İddianamenin kabulüyle başlayıp, hükmün kesinleşmesine kadar devam eden evreye kovuşturma evresi denir. Yargılama makamının asıl yetkili olduğu aşama kovuşturma aşamasıdır. Kovuşturma evresinde zorunlu olmadıkça delil toplanmaz. Olması gereken soruşturma evresinde toplanan delillerin yargılama makamı huzurunda tartışılması ve değerlendirilmesidir. Yargılama makamı, iddia ve savunma makamlarını dinleyip gerekirse resen de delil araştırmak suretiyle, yargılama sırasında tartışılan delillerden sonra hangi delilleri esas aldığını belirterek gerekçeli bir şekilde kararını verir. CMK’nın 223. maddesinde belirtilen hüküm adı verilen kararlar, beraat, mahkûmiyet, ceza verilmesine yer olmadığı, davanın düşmesi, davanın reddi biçimlerinde ortaya çıkabilmektedir. Bu kararlardan birinin verilmesiyle ilk derece yargılaması son bulur. İlk derece mahkemesinin kesin olmayan hükümlerine karşı iddia ve savunma makamında bulunan süjeler istinaf kanun yolu olarak bölge adliye mahkemelerine başvurma hakkına sahiptirler. Kovuşturma aşamasının içinde yer alan olağan kanun yolu denetimi sonunda ilk derece mahkemesi kararı ya onanır ya da bozulur. Eğer sanık hakkındaki hüküm onanmış ise kovuşturma evresi ve sanıklık statüsü sona ermiş olur. Onanan hüküm mahkûmiyet ise, infaz ve hükümlülük aşaması başlamış olur. Temyiz incelemesi sonunda istinaf mahkemesinin kararı bozulmuş da olabilir. Karar mahkûmiyet yönünde olup kesinleşirse sanık artık hükümlü sıfatı alacaktır.
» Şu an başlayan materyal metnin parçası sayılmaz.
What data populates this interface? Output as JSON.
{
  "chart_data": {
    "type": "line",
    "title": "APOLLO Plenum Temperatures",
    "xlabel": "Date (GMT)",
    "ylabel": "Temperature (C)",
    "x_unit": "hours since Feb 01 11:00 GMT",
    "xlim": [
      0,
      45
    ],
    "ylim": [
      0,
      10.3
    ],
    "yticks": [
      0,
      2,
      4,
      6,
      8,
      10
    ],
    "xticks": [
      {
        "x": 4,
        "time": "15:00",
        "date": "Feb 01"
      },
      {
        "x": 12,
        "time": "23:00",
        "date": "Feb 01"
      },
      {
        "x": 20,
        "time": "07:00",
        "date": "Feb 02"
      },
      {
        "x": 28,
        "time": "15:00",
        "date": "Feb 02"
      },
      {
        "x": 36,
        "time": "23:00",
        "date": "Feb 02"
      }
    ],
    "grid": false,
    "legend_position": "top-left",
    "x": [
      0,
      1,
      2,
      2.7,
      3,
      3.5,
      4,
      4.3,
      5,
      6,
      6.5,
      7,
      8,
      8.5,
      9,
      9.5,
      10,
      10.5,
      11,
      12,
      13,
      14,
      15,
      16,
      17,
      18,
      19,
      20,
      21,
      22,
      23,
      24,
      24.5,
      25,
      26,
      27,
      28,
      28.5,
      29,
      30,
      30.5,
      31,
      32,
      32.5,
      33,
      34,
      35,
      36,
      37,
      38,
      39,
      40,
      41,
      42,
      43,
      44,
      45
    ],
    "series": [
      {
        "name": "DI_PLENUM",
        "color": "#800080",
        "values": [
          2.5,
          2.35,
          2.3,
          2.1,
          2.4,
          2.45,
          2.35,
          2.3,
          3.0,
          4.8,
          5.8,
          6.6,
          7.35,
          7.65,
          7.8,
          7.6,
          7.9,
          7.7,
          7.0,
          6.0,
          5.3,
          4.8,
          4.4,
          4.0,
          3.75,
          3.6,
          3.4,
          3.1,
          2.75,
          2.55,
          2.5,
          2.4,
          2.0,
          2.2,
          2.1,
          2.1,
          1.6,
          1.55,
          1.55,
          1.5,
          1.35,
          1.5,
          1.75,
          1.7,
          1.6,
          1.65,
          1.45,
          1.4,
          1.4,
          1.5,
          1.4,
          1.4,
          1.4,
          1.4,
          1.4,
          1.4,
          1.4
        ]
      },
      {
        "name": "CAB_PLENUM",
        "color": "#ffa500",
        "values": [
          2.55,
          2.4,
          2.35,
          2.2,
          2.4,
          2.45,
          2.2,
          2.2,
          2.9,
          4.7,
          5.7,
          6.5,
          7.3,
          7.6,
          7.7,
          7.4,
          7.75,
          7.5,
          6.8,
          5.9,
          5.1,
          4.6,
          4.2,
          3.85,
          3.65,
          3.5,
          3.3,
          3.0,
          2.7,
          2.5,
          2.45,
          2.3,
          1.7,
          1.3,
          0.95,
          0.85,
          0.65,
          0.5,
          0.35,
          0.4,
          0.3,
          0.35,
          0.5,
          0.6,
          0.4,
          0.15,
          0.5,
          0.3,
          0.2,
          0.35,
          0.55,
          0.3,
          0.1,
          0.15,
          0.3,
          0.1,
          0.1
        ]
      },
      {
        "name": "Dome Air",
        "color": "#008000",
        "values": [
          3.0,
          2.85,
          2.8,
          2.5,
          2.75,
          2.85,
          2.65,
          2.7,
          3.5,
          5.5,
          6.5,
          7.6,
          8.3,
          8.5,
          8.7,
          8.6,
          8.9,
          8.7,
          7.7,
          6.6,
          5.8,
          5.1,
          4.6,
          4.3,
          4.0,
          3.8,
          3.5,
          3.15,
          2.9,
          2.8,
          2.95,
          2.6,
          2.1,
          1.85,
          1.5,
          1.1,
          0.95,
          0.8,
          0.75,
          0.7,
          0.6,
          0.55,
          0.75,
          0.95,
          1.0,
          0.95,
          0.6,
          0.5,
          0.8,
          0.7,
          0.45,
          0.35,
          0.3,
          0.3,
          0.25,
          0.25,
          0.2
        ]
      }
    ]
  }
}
Özetle ceza muhakemesi hukuku, suç soruşturması ile başlayan yargılamada hukuk güvenliğinin hangi yöntemlerle korunduğunun usulünü düzenleyen bir kurallar bütünüdür. Soruşturmanın ve yargılamanın nasıl yapılacağını, soruşturma ve yargılama süjelerinin hak ve yükümlülüklerini, ceza muhakemesi hukukuna egemen ilkeler ışığında ortaya koyması nedeniyle hayati bir önem taşır. Ceza muhakemesi hukukunun bilimsel olmadığı bir hukuk düzeninde hukuk güvenliği, kamu düzeni, kamu güvenliği ve adalet gerçekleşemez. Ceza muhakemesi hukuku bireyleri haksız yakalama, tutuklama, yargılama ve mahkûmiyete karşı koruyan hukuk güvenliğinin en aktif uygulama alanıdır. Bir suç şüphesi altında olan bireylerin hangi koşullarda nasıl soruşturulacağı ve yargılanacağının kategorize edilmesi ancak ceza muhakemesi hukukunun temel ilkelerinin uygulanması ile mümkündür. Yer ve zamana göre değişen, hukuk dışı toplumsal ve siyasi talepler hukukla çatıştığında evrensel hukuk kurallarının uygulanması ancak soruşturma ve yargılama makamlarının bağımsızlığının ve tarafsızlığının teminat altına alındığı, her türlü siyasi ve toplumsal baskıya karşı demokratik toplumun ilkeleri ışığında, evrensel hukuk içinde kalabilen bir ceza muhakemesi hukuku ile mümkündür. Medyanın da bir tür yargılama organı olmaktan çıkarılıp halkın haber alma alanına dönüştürülmesi, masumiyet karinesinin ve adil yargılanma hakkının korunması için yasal düzenlemeler yapılması gerekir.

Dr. Cengiz Apaydın

İSTANBUL ANADOLU CUMHURİYET SAVCISI.

-------------

[1]Centel, Nur/Zafer, Hamid. Ceza Muhakemesi Hukuku. İstanbul: 9. Bası, 2012, 3.

[2] Yenisey, Feridun /Nuhoğlu Ayşe. Ceza Muhakemesi Hukuku. Ankara: 6. Baskı, 2018, 67.

[3] Centel/Zafer, 10.

[4] Volk, s. 5. B, 1( akt- Ünver, Yener//Hakeri, Hakan. Ceza Muhakemesi Hukuku: Ankara: 14. Baskı, 2018, 1.

[5]Ünver, Yener//Hakeri, Hakan. Ceza Muhakemesi Hukuku. Ankara: 3. Baskı, 2.

[6]Centel/Zafer, 3.

[7]Centel/Zafer, 76.

[8] Özbek, Veli, Özer/Kanbur, Mehmet, Nihat/Doğan, Koray/ Bacaksız, Pınar/Tepe, İlker. Ceza Muhakemesi Hukuku. Ankara: 6. Baskı, 2011, 186 vd.